In May 2025, they were marked down to a $1.25 billion valuation by US AMC Vanguard, which holds around 0.7% stake. It is just a third of the money that the company raised in total. They last raised capital in February 2022.

A Moody’s Ratings review in late 2025, which downgraded Ola Consumer’s loan facility, highlighted weakness in its performance, eroding liquidity and risk of covenant breach.

Some investors made a feeble attempt to sell the company. But Aggarwal rebuffed such moves.

Waning investor interest—both in private capital and public market—is real across his group companies.

Except for a $50 million investment by longtime partners Z47 (formerly Matrix Partners India) in Krutrim, no investor has put money in Aggarwal’s privately held companies in four years.

His AI venture not attracting investor attention is particularly telling. Krutrim, a foray into AI, chips and cloud services, has gone through serious churn. Despite being India’s only AI unicorn on paper, its absence was conspicuous at the recent AI Impact Summit in New Delhi.
Gupta says, “There is still a significant opportunity for Ola if it addresses the current pain points and allows experienced professional management to steer the company forward.”

For a founder of three unicorns which raised nearly $5 billion of private capital, the current crisis is quite unlike what Aggarwal has faced in the past.
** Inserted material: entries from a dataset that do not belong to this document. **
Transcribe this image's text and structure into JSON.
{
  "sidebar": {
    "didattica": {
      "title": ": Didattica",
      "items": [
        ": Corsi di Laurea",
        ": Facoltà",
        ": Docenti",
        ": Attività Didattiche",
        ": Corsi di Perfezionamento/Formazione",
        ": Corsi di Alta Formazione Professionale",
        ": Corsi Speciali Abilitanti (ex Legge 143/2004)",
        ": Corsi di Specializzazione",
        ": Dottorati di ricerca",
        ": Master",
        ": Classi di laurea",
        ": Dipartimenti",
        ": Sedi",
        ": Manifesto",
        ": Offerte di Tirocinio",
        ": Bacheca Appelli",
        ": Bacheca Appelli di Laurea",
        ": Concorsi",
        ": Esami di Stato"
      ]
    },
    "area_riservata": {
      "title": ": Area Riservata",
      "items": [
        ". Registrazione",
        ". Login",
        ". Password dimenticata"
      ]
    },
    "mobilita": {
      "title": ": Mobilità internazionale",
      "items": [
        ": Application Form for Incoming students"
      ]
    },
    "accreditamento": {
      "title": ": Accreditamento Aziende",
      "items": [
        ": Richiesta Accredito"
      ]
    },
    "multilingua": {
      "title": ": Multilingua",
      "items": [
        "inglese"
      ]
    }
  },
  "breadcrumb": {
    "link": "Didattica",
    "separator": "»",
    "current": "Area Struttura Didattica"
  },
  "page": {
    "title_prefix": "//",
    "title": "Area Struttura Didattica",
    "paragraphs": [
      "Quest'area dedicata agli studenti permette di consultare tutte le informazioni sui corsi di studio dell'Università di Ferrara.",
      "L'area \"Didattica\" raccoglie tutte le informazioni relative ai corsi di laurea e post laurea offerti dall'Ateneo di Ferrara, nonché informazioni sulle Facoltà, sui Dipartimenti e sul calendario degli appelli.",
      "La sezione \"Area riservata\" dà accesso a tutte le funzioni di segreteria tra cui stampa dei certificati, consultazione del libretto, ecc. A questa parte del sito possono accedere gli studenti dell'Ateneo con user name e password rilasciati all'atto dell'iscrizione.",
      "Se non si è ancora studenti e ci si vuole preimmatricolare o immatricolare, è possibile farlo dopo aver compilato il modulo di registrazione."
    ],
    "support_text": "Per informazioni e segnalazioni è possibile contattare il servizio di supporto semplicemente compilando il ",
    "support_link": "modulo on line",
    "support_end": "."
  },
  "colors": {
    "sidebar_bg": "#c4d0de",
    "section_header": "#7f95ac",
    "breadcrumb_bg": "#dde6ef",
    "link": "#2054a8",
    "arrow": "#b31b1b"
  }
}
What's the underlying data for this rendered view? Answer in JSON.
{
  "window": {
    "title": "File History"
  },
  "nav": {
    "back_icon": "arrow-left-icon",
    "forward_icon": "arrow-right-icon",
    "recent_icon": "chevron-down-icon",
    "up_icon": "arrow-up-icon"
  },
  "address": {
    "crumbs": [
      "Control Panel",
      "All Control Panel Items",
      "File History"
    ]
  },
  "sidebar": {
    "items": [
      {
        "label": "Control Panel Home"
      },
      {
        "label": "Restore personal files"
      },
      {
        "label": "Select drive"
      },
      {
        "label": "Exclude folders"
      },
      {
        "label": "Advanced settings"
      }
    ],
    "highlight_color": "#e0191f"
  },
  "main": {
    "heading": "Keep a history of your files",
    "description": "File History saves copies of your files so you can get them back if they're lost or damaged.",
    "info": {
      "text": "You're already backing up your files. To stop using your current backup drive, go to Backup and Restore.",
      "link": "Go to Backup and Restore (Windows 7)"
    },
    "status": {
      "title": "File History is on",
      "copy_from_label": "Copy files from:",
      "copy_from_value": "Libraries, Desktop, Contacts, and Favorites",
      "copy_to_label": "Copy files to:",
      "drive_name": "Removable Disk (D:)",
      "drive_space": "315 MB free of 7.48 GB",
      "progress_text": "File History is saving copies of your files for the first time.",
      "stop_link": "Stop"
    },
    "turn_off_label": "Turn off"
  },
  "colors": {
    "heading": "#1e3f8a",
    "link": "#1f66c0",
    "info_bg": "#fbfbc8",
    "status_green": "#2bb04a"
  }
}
The sharp decline in share price, dismal quarterly numbers, and a draining cash chest sparked takeover speculations. They certainly have interesting manufacturing assets. Its mega scooter manufacturing factory, cell production facility and other infrastructure that support a vertical integration strategy makes Ola Electric’s physical assets attractive.

A visit by the scion of a powerful business conglomerate gave rise to speculation within Ola circles about some potential acquisition interest in its cell business.

The likely success of the ongoing fundraise may put to rest such talks. For now.